Bismarck não queria e, em parte, não podia unificar a Alemanha à volta da Prússia da mesma maneira que, por exemplo, a Itália se unificara em torno do Piemonte. Ou seja, Bismarck não queria nem podia acabar completamente com o poder dos monarcas reinantes nos diferentes Estados da Alemanha. A Constituição do Império Alemão fora concebida da tal modo que, mesmo ainda nos finais do Império, os jurisconsultos e os estadistas continuavam a discutir o seguinte tema: como deve ser vista a Alemanha, como um “Estado federal” ou como uma “federação de Estados” (Bundesstaat ou Statenbund)? Havia reis, arquiduques, parlamentos locais, uma cabal autonomia administrativa interna em cada um dos Estados que entrara a fazer parte do Império Alemão, mas já todos os assuntos da política exterior, o exército, a marinha de guerra, as finanças imperiais, a cunhagem da moeda e a emissão de papel-moeda, o correio e os telégrafos, a política aduaneira e a administração pública, tudo isso passara para a jurisdição do governo imperial: do chanceler e dos secretários de Estado nomeados pelo imperador e que só perante ele respondiam. Bismarck não queria suprimir as antigas dinastias locais, evitando assim assestar um golpe nas tradições monárquicas e com isso minar o sentimento monárquico na Alemanha. Além de que, ainda que o desejasse, teria tropeçado numa resistência encarniçada, em especial da parte dos Estados meridionais como, por exemplo, a Baviera, Württemberg, Baden, onde, dum modo geral, a ideia da unificação suscitava menos entusiasmo que nas partes central, média e ocidental da Alemanha, em que eram muito fortes a burguesia industrial e a classe operária. Em contrapartida, como já se disse, a orientação da política exterior permanecia integralmente nas mãos do imperador e todos os assuntos gerais do Império eram dirigidos e resolvidos por ele, desde que os mesmos não requeressem a aplicação de novas leis. Mas o imperador também podia exercer uma grande influência sobre a legislação e fazia-o de forma muito considerável.

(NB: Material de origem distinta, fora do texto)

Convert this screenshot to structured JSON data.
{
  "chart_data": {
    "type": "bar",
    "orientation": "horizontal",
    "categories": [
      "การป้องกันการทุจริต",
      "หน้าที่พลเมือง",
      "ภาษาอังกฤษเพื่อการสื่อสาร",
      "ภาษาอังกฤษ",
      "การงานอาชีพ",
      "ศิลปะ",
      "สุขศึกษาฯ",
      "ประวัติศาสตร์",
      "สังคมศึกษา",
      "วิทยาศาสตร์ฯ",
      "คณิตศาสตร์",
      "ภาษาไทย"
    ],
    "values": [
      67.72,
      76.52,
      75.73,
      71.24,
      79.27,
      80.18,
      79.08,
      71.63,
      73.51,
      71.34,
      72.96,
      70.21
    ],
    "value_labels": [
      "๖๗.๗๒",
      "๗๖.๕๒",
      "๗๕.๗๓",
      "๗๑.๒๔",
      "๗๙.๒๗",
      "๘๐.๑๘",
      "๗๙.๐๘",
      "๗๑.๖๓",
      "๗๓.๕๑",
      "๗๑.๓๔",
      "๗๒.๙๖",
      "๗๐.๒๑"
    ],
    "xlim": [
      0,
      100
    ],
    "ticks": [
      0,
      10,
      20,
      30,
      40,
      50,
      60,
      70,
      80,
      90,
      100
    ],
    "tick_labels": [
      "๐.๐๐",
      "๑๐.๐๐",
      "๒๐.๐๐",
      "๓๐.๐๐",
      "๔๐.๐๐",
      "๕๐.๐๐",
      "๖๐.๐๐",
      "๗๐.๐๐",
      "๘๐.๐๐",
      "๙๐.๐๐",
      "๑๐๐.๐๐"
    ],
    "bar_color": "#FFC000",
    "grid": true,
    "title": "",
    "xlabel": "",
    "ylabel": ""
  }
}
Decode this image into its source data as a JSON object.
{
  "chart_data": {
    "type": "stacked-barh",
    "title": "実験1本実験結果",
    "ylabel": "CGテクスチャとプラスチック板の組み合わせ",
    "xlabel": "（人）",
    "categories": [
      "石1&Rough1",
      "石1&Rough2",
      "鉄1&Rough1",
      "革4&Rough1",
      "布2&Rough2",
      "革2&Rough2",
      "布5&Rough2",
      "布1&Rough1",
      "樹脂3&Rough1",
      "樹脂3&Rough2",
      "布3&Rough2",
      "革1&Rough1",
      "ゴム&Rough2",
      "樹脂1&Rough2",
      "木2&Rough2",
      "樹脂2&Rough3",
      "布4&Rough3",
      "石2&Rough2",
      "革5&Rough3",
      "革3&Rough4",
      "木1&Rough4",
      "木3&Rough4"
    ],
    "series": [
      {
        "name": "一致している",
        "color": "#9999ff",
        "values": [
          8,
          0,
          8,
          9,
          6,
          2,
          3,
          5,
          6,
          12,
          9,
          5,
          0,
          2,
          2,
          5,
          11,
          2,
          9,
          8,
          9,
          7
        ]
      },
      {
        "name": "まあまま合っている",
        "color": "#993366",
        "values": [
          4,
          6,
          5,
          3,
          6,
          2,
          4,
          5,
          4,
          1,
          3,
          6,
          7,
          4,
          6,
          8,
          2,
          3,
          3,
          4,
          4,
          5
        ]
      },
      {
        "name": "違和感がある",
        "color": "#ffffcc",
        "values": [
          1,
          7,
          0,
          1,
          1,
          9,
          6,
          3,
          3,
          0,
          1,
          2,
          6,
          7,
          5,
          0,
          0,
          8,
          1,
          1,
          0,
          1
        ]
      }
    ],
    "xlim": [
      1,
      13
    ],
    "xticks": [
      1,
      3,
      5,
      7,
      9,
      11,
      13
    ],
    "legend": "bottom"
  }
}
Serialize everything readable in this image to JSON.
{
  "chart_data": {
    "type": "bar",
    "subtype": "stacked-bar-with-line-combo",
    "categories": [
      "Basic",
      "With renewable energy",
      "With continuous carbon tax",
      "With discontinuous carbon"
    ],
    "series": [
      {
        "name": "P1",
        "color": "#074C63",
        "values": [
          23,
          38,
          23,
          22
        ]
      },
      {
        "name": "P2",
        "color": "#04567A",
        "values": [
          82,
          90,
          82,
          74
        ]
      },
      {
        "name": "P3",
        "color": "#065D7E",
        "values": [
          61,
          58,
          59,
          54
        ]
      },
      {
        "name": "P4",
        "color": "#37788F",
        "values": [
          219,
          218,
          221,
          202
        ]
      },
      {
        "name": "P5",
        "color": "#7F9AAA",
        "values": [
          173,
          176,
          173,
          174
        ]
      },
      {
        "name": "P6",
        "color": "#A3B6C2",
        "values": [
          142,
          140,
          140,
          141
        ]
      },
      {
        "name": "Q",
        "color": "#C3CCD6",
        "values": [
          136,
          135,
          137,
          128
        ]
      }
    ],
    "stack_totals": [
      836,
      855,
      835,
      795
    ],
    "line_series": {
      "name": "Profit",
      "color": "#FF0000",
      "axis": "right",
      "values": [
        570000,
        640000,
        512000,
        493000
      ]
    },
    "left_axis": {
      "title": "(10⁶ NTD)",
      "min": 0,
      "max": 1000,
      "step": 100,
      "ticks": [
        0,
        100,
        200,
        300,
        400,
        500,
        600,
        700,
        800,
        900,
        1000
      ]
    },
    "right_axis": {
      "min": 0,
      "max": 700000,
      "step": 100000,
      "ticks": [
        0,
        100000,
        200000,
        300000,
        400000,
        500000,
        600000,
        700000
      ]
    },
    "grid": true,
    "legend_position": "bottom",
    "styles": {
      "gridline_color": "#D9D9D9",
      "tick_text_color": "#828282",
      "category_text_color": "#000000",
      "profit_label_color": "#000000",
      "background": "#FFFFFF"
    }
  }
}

Segundo a Constituição Imperial, o poder legislativo era exercido por duas instituições: o Reichstag eleito a cada cinco anos [desde 1893; antes, a cada três anos] por sufrágio universal, directo e igual, em escrutínio secreto, que era composto de 397 deputados; e o Conselho Federal (Bundesrat), formado por altos dignitários nomeados pelos governos locais dos Estados que constituíam o Império germânico. No Conselho Federal, a quantidade de representantes da Prússia (ergo, nomeados pelo rei da Prússia) era tal que, na prática, nenhuma lei podia passar no dito Conselho sem a sua conformidade. E dado que todas as leis deviam contar com a aprovação do Reichstag e do Bundesrat, qualquer lei que não fosse do agrado do rei da Prússia seria rejeitada no Conselho Federal pelos votos dos representantes prussianos, que, como já se disse, eram por ele nomeados. Assim, o rei prussiano podia opor-se à vontade do Reichstag, fazendo fracassar no Conselho Federal os projectos de lei aprovados pelo primeiro. Acontecia ainda que o rei da Prússia, segundo a Constituição, era sempre, ao mesmo tempo, o imperador da Alemanha. Mais, não só o governo do Império, que o chanceler encabeçava, era nomeado e destituído pelo imperador, sendo apenas perante ele responsável, como também na Prússia, o maior dos Estados alemães, era o rei a nomear e a destituir os ministros, sem a nada nem a ninguém, salvo à sua própria vontade e critério, ter de tomar em linha de conta ou mostrar consideração. Vemos, pois, que a Constituição imperial entregava um enorme poder a um só homem que reunia na sua pessoa duas dignidades: a de imperador da Alemanha e a de rei da Prússia. “Firmei em excesso o ginete na montada”, costumava dizer Bismarck já nos finais da sua vida, aludindo ao excessivo poder que fora deixado nas mãos do imperador da Alemanha.

Vistas pelo ângulo jurídico da legalidade estatal, eram estas as circunstâncias do exercício do poder político. Mas há também a ter presentes, em todo o decurso da existência do Império, outras circunstâncias que assemelhavam haver-se confabulado para “firmar mais ainda o ginete na sua montada”.

Vamos procurar delinear, de forma breve, as relações que existiam entre as classes sociais do povo alemão e o poder do seu soberano; e veremos porque é que neste campo, durante os 47 anos de existência do Império, nem uma única vez se deu qualquer movimento decisivo, tão-só que fosse no plano parlamentar, no sentido de limitar os excessivos plenos poderes do imperador.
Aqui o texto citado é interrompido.